Gaspreise bleiben konstant: Lohnt sich eine Gasheizung?

Seit die Ölpreisbindung aufgehoben wurde, sind die Gaspreise in Deutschland relativ konstant geblieben. Doch lohnt sich eine Gasheizung im Zeitalter der Plusenergiehäuser überhaupt noch? Die eindeutige Antwort ist: Ja.

Die Entwicklung des Gaspreises in Deutschland

In den 60er Jahren wurde der Gaspreis erstmals an den Erdölpreis gekoppelt. Damit sollten die bis dahin üblichen starken Schwankungen des Erdgaspreises reduziert werden. Zu Beginn des neuen Jahrtausends explodierten die Erdölpreise jedoch regelrecht durch eine Mischung aus steigender Nachfrage, reduzierter Förderung, der Angst vor "Peak Oil" und den nicht enden wollenden politischen Krisen in den Hauptförderländern im Nahen Osten. Obwohl Erdgas eigentlich nichts damit zu tun hatte, stiegt der Erdgaspreis aufgrund der Kopplung an den Ölpreis ebenfalls stark an, so dass die Ölpreisbindung 2010 für unzulässig erklärt wurde. Seither hat sich der Markt beruhigt und der Gaspreis ist in den letzten Jahren sogar gesunken. Für Endverbraucher bedeutet dies, dass auch die Gasheizung-Kosten zumindest geringfügig gesunken sind. Da es keine Lieferengpässe gibt und das Gas vor allem aus politisch stabilen Ländern wie Großbritannien, Norwegen und Russland bezogen wird, dürfte es auch zu keinen großen Preisexplosionen wie beim Öl kommen.

Welche Vorteile hat eine Gasheizung?

Eine moderne Gasheizung ist ausgesprochen effizient, da sie auf einer Brennwerttherme beruht. Dies bedeutet. dass der Energiegehalt des Gases optimal ausgenutzt wird. Im Vergleich zur Ölheizung ist die Gasheizung emissionsärmer und umweltfreundlicher. Da Gas direkt über im Boden verlegte Leitungen geliefert wird, entfallen außerdem die gefährlichen Transporte per Öltanker und Öltankwagen, die schon oft genug für Naturkatastrophen gesorgt haben.

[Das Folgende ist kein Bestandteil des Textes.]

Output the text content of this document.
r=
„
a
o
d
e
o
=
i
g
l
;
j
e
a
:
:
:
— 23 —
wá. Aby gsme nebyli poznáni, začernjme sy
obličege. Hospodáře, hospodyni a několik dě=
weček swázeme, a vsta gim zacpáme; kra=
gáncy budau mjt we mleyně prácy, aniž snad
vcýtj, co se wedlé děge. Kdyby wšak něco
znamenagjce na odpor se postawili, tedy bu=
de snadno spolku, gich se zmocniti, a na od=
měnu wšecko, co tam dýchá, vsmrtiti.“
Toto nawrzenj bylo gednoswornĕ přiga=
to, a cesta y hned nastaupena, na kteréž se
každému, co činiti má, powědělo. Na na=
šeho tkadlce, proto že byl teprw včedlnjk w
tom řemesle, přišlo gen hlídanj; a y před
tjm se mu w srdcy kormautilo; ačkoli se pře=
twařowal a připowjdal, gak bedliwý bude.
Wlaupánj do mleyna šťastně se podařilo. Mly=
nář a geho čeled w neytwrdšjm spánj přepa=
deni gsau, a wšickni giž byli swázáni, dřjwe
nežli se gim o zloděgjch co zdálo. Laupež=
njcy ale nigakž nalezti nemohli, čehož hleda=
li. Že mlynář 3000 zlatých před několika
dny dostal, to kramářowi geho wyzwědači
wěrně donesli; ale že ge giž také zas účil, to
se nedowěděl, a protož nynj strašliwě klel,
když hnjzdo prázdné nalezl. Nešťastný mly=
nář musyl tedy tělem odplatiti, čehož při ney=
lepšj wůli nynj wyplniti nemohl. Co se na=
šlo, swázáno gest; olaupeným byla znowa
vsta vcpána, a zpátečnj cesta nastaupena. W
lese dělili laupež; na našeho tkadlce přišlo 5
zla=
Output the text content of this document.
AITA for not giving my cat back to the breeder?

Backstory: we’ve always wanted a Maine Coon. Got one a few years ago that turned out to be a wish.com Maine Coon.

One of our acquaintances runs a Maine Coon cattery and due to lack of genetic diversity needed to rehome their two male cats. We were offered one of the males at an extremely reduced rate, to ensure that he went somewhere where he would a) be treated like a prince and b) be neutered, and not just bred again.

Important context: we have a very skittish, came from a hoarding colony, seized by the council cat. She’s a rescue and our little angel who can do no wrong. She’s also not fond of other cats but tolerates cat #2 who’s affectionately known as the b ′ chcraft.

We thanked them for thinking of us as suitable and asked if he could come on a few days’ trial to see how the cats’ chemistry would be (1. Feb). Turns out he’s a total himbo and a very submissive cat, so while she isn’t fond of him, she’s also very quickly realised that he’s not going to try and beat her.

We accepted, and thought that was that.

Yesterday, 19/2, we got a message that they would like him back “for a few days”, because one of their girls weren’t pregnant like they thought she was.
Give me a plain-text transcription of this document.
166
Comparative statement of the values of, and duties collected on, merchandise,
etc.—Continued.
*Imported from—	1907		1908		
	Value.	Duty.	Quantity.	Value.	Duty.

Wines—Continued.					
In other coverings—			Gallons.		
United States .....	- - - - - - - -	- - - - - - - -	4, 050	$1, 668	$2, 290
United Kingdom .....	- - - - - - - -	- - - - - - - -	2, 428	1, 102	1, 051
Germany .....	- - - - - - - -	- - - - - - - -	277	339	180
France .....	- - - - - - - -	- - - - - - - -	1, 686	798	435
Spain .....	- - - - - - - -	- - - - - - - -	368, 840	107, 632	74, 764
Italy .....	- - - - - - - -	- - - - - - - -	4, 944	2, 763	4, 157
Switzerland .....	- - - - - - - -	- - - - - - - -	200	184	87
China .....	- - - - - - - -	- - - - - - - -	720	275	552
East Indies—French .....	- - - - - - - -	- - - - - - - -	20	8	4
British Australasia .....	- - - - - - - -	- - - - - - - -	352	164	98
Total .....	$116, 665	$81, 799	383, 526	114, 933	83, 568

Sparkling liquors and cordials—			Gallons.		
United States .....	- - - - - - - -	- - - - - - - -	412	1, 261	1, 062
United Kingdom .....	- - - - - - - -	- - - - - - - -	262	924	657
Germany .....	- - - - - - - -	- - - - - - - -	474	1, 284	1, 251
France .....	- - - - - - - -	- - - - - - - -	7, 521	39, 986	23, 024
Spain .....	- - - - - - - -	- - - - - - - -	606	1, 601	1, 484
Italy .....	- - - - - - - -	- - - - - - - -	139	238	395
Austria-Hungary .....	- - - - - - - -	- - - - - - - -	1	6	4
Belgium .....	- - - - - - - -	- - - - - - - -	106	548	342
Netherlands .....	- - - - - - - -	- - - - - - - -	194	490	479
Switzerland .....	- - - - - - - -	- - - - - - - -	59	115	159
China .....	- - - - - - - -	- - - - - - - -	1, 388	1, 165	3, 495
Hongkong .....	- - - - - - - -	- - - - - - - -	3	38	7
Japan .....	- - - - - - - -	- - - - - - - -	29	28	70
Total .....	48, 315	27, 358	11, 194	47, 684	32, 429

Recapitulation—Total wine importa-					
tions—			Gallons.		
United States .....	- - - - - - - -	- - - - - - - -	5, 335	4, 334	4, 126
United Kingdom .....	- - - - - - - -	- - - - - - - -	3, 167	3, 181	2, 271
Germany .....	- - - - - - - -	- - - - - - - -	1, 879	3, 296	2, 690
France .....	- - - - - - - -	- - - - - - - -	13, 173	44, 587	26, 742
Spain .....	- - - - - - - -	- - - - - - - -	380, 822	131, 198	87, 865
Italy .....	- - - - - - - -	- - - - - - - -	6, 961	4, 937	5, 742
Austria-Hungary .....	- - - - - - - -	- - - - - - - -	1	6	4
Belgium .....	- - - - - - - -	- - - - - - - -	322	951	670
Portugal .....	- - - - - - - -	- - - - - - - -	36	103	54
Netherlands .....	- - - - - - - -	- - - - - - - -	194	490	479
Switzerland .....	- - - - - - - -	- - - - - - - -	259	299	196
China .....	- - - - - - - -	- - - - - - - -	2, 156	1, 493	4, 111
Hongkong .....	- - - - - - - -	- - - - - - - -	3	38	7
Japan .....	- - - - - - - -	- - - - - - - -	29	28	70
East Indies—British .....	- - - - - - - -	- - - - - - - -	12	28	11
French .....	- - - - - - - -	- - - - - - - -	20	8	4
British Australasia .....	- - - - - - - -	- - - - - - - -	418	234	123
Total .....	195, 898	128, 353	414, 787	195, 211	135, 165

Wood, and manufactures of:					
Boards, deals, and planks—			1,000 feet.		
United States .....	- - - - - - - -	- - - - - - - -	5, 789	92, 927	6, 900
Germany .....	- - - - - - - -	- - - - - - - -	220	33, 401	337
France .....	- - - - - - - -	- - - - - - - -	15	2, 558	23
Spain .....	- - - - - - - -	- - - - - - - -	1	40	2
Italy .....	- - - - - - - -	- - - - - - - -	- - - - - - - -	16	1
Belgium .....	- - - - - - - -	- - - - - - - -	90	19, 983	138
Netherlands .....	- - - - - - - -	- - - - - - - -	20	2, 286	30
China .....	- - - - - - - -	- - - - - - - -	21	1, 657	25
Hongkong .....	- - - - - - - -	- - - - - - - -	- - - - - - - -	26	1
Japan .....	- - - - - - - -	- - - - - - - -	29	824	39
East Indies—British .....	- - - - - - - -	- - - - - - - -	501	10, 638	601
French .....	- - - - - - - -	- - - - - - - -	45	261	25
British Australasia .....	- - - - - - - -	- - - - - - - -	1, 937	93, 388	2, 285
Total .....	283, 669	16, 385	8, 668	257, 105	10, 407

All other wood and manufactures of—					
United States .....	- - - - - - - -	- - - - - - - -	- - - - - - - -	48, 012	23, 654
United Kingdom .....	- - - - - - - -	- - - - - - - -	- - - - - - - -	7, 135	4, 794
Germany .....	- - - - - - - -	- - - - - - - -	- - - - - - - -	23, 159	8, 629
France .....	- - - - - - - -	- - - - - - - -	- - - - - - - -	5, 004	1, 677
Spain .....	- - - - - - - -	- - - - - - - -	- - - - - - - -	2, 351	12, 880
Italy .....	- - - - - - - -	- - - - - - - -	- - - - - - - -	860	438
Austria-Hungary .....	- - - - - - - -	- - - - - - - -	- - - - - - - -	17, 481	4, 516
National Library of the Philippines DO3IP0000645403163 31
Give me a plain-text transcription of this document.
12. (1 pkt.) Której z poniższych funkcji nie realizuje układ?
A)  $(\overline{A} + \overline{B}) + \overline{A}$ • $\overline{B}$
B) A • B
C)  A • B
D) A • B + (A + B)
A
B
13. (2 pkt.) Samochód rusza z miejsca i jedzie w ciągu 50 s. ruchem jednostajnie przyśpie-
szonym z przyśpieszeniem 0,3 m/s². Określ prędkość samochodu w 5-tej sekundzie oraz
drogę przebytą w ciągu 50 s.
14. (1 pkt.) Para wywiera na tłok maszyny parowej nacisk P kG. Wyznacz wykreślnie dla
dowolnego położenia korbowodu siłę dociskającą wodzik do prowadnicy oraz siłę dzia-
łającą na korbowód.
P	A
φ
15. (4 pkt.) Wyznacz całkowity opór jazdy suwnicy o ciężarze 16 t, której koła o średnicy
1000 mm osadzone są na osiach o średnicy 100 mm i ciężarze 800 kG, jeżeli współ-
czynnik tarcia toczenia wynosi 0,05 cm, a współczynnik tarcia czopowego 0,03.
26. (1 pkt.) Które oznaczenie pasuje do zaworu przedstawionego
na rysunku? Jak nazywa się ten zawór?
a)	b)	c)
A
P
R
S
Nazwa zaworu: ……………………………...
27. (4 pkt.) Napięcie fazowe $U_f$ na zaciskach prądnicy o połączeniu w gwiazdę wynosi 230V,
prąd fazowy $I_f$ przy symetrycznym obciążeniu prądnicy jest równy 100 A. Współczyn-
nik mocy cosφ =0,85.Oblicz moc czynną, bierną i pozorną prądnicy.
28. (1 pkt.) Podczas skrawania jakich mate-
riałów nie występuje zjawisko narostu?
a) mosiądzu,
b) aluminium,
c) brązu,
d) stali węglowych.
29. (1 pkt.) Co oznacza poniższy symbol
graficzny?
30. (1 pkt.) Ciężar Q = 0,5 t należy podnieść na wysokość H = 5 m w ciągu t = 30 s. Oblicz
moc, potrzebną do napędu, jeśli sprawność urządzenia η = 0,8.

Gasthermen nehmen im Haus obendrein weniger Platz weg als der Öltank.

Natürlich ist Gas als fossiler Brennstoff nicht ganz so umweltfreundlich wie erneuerbaren Energien. Allerdings lässt sich eine Gastherme sehr gut mit erneuerbaren Energiequellen wie der Solarenergie kombinieren. So kann die Sonne Strom und Wärme liefern, wenn sie in ausreichender Menge scheint. Im Winter und in längeren Schlechtwetterphasen übernimmt dann die Gasheizung.

Was ist bei der Gasheizung zu beachten?

Derzeit werden Gasheizungen (und Ölheizungen) noch von der Bundesregierung gefördert. Allerdings soll die Förderung fossiler Brennstoffe bis 2020 auslaufen. Dies bedeutet, dass reine Gasheizungen dann nicht mehr gefördert werden. Für sogenannte Hybridlösungen, das heißt einer Kombination aus Gasheizung und Solaranlage oder einer anderen nachhaltigen Energiequelle, sollen jedoch weiter Gelder fließen. Außerdem sollte langfristig natürlich stets daran gedacht werden, dass es sich bei Gas um einen fossilen, also einen endlichen, Brandstoff handelt. Gehen die Vorräte irgendwann zur Neige, wird der Preis vermutlich stark steigen.